Dass sich Abdulkader ausgerechnet für die Buchhaltung interessiert, ist
besonders erstaunlich, wenn man seine Vorgeschichte kennt: Abdulkader war
fünf Jahre lang Mitglied der islamistischen bewaffneten Gruppe al-Shabaab,
die seit Jahren gegen die schwache somalische Übergangsregierung kämpft.
Am vergangenen Samstag zog sich die radikale Miliz offenbar aus der
Hauptstadt zurück. Die Hintergründe und die Tragweite dieses Abzugs sind
weiterhin nicht ganz klar: Ist der Rückzug wirklich ein wichtiger
militärischer Etappensieg der Regierung, wie Präsident Sharif Sheikh Ahmed
triumphierend erklärte?

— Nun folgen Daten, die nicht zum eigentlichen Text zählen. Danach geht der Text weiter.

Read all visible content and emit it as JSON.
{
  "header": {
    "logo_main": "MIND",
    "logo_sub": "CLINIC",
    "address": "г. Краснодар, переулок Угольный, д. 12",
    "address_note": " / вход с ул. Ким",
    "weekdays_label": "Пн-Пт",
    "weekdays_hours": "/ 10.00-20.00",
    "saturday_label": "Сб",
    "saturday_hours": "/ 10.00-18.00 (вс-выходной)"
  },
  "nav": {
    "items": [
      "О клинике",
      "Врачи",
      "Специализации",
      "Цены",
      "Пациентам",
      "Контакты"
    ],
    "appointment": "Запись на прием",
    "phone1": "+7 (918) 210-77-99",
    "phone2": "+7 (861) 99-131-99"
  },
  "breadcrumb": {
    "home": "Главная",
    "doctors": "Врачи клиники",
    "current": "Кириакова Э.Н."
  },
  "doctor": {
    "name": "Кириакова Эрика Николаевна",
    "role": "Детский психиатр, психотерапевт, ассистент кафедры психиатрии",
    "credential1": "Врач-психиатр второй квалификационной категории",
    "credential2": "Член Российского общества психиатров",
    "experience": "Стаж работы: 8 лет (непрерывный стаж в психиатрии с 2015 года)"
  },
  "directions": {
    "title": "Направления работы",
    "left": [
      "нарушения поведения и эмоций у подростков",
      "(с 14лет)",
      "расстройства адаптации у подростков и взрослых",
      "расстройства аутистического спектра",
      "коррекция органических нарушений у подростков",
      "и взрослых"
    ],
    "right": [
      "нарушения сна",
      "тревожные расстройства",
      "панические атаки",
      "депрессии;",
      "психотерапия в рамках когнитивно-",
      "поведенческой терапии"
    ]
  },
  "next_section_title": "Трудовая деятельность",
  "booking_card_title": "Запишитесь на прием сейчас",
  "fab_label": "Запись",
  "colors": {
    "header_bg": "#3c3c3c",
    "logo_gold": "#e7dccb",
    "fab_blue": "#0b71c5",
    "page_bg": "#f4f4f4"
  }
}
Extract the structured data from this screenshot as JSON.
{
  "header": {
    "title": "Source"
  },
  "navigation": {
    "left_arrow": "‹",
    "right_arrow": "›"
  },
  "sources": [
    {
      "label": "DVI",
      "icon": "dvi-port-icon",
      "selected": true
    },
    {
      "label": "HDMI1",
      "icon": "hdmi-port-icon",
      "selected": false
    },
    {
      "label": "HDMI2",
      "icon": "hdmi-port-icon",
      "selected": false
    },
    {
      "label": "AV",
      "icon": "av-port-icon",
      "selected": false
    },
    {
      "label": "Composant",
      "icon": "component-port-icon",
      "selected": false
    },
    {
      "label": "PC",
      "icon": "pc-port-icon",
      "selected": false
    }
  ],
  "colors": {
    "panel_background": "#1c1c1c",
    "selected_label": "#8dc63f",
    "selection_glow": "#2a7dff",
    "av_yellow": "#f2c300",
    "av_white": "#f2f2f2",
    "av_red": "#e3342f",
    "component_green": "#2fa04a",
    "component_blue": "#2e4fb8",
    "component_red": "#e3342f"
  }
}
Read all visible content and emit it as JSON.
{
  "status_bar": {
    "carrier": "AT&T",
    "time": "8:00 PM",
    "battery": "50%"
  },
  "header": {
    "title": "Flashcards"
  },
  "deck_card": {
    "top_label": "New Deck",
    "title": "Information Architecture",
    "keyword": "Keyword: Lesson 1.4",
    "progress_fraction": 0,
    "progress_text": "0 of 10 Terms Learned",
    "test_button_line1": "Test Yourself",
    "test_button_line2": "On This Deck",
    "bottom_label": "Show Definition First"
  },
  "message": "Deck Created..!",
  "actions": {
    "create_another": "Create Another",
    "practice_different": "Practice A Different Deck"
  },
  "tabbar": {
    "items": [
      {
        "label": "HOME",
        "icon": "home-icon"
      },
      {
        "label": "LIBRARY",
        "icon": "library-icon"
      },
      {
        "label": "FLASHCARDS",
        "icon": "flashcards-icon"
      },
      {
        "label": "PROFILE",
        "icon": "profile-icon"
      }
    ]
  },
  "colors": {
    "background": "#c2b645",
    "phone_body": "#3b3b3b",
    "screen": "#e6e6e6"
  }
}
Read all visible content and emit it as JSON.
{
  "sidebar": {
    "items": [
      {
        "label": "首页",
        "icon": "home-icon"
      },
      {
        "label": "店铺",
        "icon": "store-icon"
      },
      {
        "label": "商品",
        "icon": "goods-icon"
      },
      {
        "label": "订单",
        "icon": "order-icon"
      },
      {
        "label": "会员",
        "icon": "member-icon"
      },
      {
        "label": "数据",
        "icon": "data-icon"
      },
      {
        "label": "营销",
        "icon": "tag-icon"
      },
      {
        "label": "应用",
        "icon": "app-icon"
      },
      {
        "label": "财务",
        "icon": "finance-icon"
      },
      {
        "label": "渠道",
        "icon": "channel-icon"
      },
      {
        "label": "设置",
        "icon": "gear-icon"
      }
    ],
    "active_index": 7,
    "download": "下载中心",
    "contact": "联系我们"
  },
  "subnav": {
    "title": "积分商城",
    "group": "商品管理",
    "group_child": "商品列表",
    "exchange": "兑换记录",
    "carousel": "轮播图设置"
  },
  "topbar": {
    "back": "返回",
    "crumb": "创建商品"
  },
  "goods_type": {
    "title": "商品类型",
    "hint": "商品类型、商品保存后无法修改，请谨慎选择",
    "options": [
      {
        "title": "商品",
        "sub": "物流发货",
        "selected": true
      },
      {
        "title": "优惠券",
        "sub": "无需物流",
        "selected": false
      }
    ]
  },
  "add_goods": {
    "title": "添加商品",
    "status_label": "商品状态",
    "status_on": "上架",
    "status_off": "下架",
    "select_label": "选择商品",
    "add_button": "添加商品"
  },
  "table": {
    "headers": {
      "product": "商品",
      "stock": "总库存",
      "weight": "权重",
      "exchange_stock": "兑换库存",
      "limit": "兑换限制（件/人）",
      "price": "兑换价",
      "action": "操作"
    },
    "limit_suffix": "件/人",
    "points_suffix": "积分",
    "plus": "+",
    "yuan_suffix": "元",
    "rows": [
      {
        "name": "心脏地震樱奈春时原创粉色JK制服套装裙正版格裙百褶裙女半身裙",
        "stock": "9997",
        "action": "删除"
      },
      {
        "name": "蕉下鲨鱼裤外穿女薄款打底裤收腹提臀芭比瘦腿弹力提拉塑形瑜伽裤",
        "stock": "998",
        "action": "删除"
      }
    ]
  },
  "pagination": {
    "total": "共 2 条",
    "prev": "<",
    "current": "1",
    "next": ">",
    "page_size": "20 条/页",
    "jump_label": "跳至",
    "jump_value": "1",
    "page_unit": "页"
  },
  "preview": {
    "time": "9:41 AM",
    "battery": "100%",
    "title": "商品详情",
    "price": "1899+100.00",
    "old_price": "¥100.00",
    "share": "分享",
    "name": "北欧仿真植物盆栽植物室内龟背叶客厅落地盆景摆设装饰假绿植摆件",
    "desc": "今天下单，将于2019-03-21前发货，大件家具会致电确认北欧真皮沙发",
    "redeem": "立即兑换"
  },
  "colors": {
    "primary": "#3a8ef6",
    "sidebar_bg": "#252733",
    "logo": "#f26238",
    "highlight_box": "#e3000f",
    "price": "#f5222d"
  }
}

Oder nur eine Falle der Islamisten?
## "Al-Shabaab" bedeutet "die Jugend"
Abdulkader hält den Rückzug für eine Falle. "Ich traue den Shabaab nicht",
sagt der angehende Buchhalter, der die Miliz von innen kennt. "Al-Shabaab"
bedeutet "die Jugend", und Abdulkader war tatsächlich erst 14 Jahre alt,
als er sich Ende 2003 einer Bewegung anschloss, die sich wenig später mit
den Shabaab verbündete: der sogenannten Union der Islamischen Gerichte
(ICU).
"Ich bin davon ausgegangen, dass die Islamisten mit der Anarchie in Somalia
Schluss machen und endlich wieder eine Art Justiz einführen würden", sagt
er. Ihm und den meisten Somaliern schien damals jedes Rechtssystem besser
als der Zustand der Gesetzlosigkeit, unter dem die Bevölkerung schon seit
vielen Jahren litt: Warlords erpressten an ungezählten Straßensperren
Steuern, ihre Milizionäre vergewaltigten hemmungslos und plünderten, was
ihnen gefiel.
In einer Gesellschaft, in der das Recht des Stärkeren galt, waren die
Zivilisten gegenüber den Bewaffneten immer die Schwächeren, die kein Recht
bekamen. Dass die Strafen der Islamisten manchmal drakonisch waren, dass es
in Mogadischu erste öffentliche Hinrichtungen gab - die meisten Somalier
nahmen das in Kauf oder begrüßten es als die in ihren Augen einzig wirksame
Maßnahme gegen den Terror der Warlords.
Trotz der zum Teil drakonischen Strafen umfasste die Union der Islamischen
Gerichte auch gemäßigte Kräfte. Der heutige somalische Präsident Sharif
Sheikh Ahmed, der mit dem Westen kooperiert und von den Radikalen bekämpft
wird, war führendes Mitglied der ICU. Deshalb stand er, Informationen aus
Sicherheitskreisen zufolge, seinerseits bereits im Fadenkreuz einer Drohne
der CIA.
## Vor dem Training gab's Gehirnwäsche
Kurz nachdem sich Abdulkader Ende 2003 der ICU angeschlossen hatte, wurde
in einem Trainingscamp im Süden Somalias die Miliz al-Shabaab gegründet.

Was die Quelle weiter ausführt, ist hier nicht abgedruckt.